5. “The Insourcing Boom”
Charles Fishman, The Atlantic (December 2012)
“I think the era of inexpensive labor is basically over,” said Jeffrey Immelt, CEO of General Electric. This profound shift is changing business models-and perhaps even outsourcing practices, as we see hints of manufacturing coming back to the United States. After all, if (A) labor is a smaller portion of a product’s cost structure, (B) the difference between the cost of labor in China and the US is shrinking, and (C) manufacturing at home brings a slew of synergistic and innovative advantages, perhaps we are witnessing the rebirth of American manufacturing. This piece expertly weaves these global issues into a historical account of GE’s Appliance Park in Louisville.
6. “Global Trends 2030: Alternative Worlds”
The National Intelligence Council (December 2012)
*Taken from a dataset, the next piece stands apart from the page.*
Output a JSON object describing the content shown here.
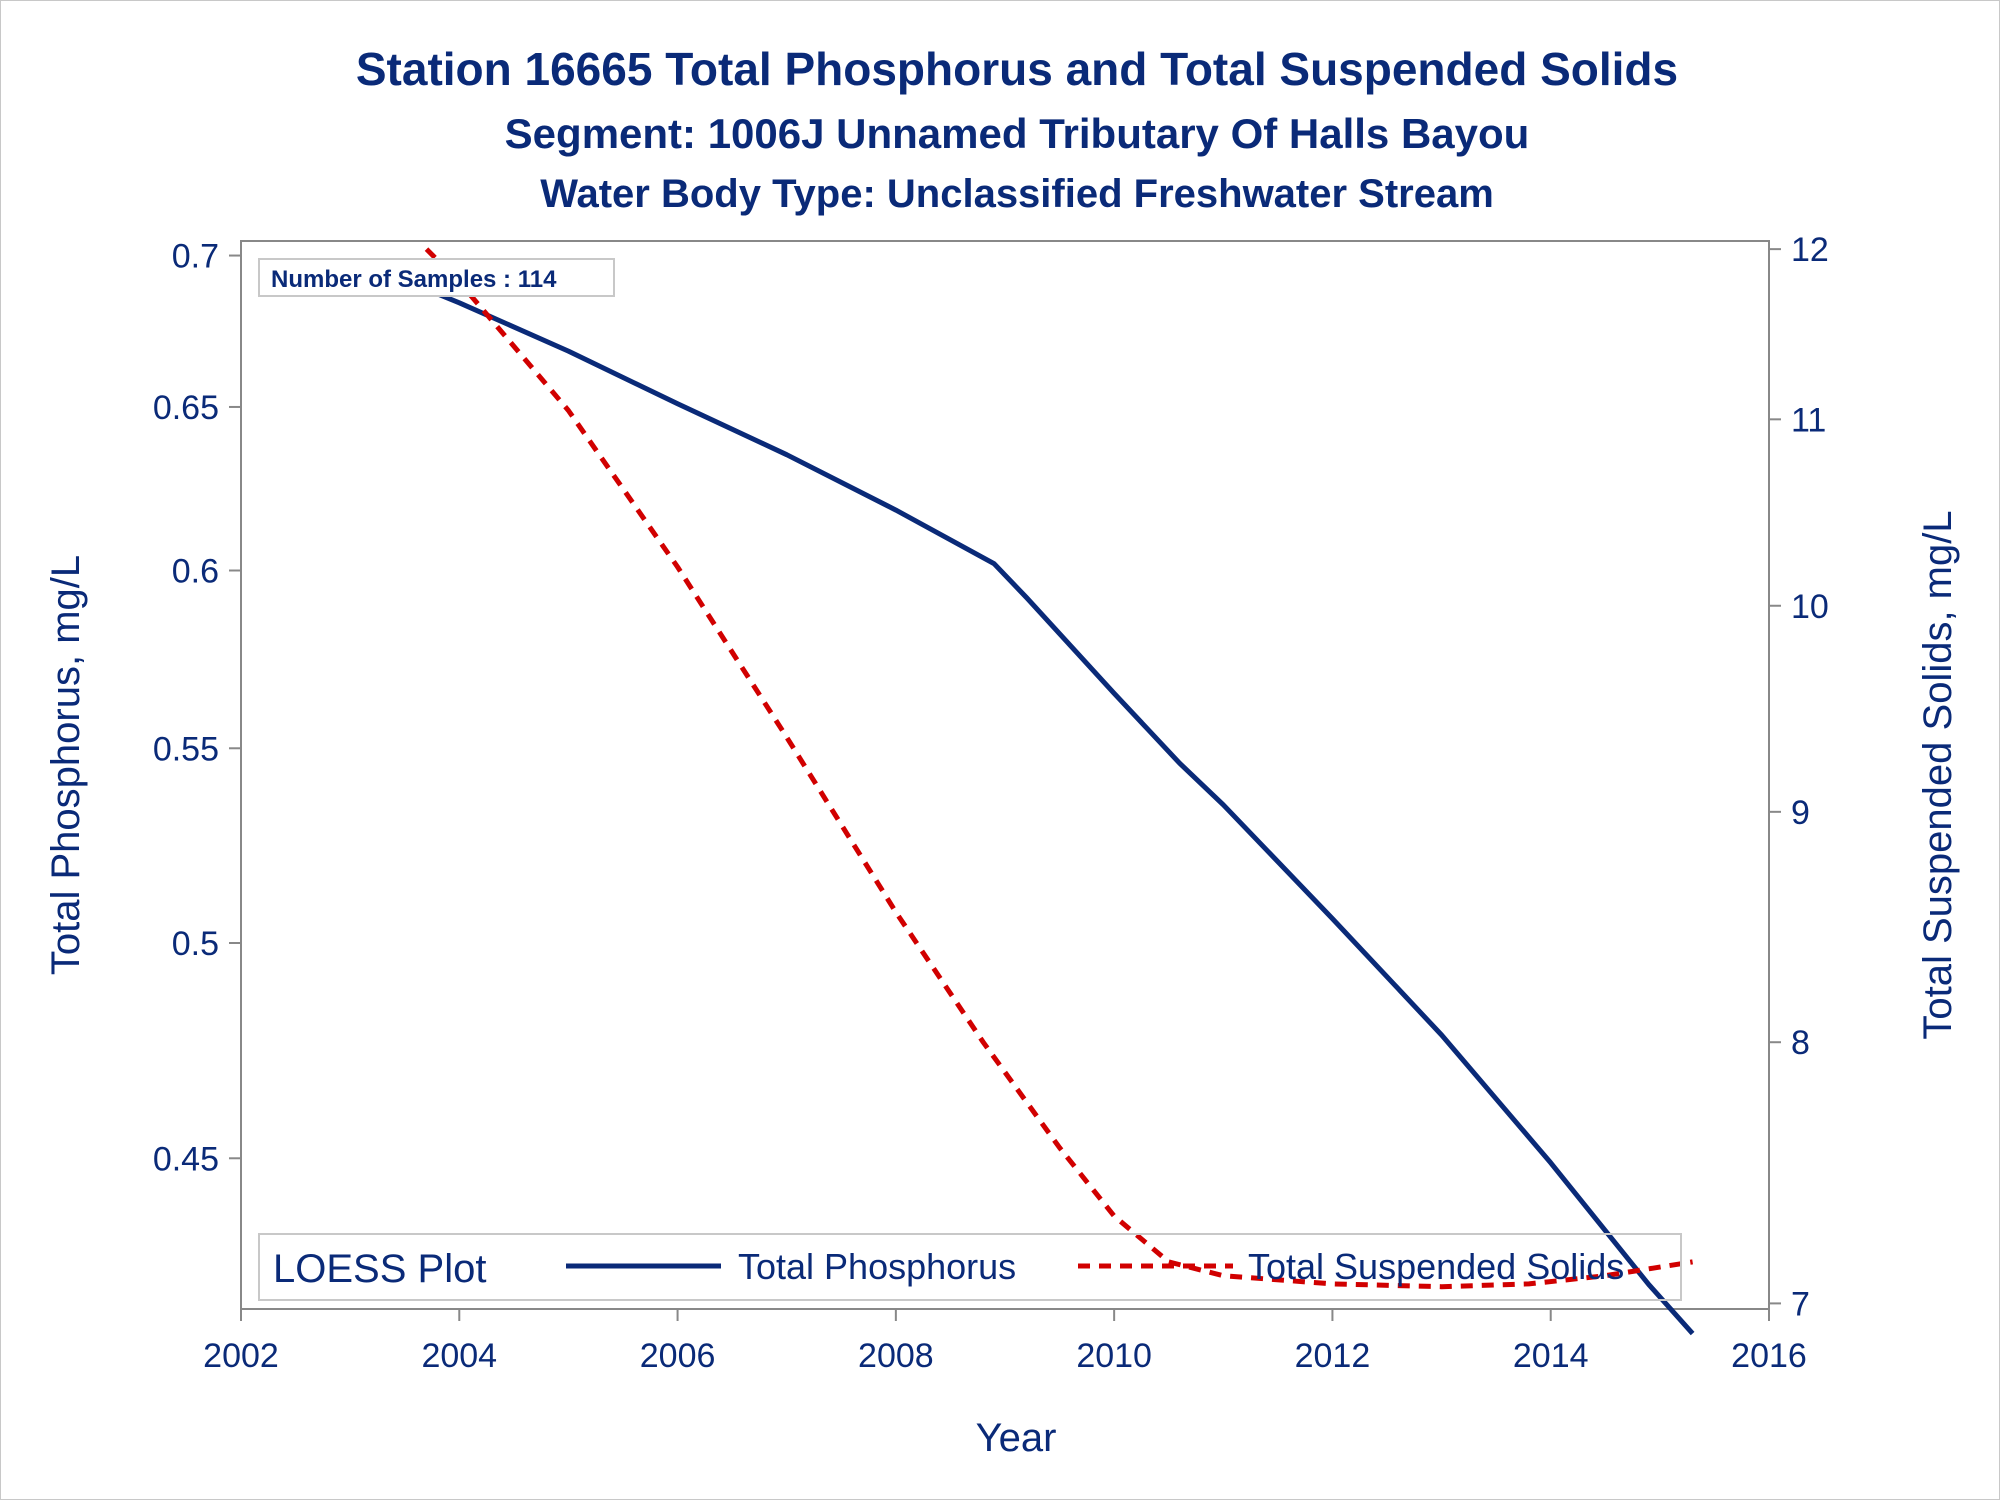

Whether you call it the G-Zero, as we do at Eurasia Group, or “a multipolar world” where the US is no longer the hegemonic power and no one country will take its place, the NIC’s new report provides a compelling map of this new global order’s significance in shaping the world of tomorrow. ‘Megatrends,’ ‘Game-Changers,’ ‘Potential Worlds’, and everything from the impact of 3D printing to the potential for ‘black swan’ events makes for a fascinating read.